I've been struggling since then to find words for how overwhelming this is. The community came through for our girls just like they came through for s00j, just like they came through for Alec and Kore and Fae Hollow. The intersection of several communities, really.
It's like... see, we have this hobby, Tony and me. We go around singing in coffeehouses and at cons and at house concerts, and it's a LOT of fun, and it more or less pays for itself when you factor in travel expenses and whatnot. Sometimes our shiny friends who actually make their living at this let us join in with them, and that's even *more* fun. And it's delightful and it brings us joy, and it brings a lot of other people joy in the process, and that makes me deeply happy.
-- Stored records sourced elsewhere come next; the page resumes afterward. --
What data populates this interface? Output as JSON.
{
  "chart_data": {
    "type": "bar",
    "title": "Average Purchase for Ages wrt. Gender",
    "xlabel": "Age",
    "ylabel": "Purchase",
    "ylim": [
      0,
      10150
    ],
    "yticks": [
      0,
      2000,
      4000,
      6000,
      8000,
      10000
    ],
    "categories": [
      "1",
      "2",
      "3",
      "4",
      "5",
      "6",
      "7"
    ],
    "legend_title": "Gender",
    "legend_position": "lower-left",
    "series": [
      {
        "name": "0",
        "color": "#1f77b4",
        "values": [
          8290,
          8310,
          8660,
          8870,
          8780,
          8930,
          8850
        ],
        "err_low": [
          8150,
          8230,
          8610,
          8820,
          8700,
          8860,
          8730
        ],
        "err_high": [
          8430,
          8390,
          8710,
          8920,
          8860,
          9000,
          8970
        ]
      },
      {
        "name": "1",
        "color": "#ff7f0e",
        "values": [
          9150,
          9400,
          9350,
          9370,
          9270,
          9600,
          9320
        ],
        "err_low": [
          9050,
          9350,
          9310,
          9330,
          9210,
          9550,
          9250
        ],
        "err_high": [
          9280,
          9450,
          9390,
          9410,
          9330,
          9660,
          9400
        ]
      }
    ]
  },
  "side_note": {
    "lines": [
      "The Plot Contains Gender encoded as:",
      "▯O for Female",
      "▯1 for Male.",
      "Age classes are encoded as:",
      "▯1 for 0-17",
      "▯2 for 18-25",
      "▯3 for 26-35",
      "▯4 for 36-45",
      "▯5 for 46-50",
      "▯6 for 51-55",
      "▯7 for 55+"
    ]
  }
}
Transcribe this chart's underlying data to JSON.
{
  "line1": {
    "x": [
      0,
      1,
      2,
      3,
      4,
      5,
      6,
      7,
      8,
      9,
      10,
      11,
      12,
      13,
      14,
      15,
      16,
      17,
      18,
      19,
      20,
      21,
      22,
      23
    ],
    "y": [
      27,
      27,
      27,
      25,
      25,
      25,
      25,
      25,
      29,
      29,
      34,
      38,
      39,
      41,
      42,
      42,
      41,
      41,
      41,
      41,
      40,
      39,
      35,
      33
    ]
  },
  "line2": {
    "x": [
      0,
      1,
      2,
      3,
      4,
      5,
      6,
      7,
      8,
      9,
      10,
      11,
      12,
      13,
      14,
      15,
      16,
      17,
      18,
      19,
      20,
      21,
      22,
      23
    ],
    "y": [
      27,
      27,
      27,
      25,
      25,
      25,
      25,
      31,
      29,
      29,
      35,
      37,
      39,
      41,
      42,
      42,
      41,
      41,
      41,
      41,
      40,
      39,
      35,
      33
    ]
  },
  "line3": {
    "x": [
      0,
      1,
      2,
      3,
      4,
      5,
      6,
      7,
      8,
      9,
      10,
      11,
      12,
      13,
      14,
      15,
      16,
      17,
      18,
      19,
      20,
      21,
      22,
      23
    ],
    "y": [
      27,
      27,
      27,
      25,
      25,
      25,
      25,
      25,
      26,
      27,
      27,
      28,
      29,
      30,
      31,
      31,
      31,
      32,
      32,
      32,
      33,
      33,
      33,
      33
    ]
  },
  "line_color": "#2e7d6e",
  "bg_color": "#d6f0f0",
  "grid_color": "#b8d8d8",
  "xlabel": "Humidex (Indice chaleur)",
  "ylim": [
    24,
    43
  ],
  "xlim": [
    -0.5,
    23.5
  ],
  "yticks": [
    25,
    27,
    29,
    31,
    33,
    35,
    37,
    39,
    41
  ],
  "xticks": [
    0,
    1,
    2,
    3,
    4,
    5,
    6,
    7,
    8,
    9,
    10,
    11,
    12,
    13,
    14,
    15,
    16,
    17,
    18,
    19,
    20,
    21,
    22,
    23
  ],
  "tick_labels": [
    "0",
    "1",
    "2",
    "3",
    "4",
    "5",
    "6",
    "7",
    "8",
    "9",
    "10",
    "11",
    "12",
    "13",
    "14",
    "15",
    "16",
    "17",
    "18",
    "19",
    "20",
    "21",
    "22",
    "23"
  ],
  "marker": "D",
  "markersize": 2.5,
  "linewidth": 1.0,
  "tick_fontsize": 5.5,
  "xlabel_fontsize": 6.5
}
And then... our little hobby, this thing we do because we love it and it's what we do for fun on our nights and weekends off, it suddenly became this... power. This power that we can actually use to do things in the world. I'm looking back and marveling at things I should've marveled at before. In summer we used our magic to help keep friends from losing their house and property, and in winter we used it to help pay a friend's medical bills, and now we have used it to help more friends keep their house.
I... we don't just play and sing. We can actually do things. Real things.
Forgive me for only just now waking up and smelling the veggie quiche enough to put this into words. I just... usually when I talk about magic it's a metaphor. But there was so much love and joy in that room that night; I would already have put everything I had into that performance, but I was feeding off what you were giving me and sending it back out again and oh.
I have been marveling at our local and internet-extended communities for a long, long time now. This tribe, with all its branches, this family, they have adopted and absorbed and welcomed us like nothing I have ever known. I've tried and tried but I can't describe the feeling. And I've never encountered a community of people who, on the whole, so completely embodied the values they say they do; I've never encountered a group who were so *actually* loving, respectful, tolerant, communicative, friendly, open, welcoming... and who valued creativity and fantasy so highly. I've never encountered so many people who really did live their dreams.
You are all wonderful and amazing and I am floored.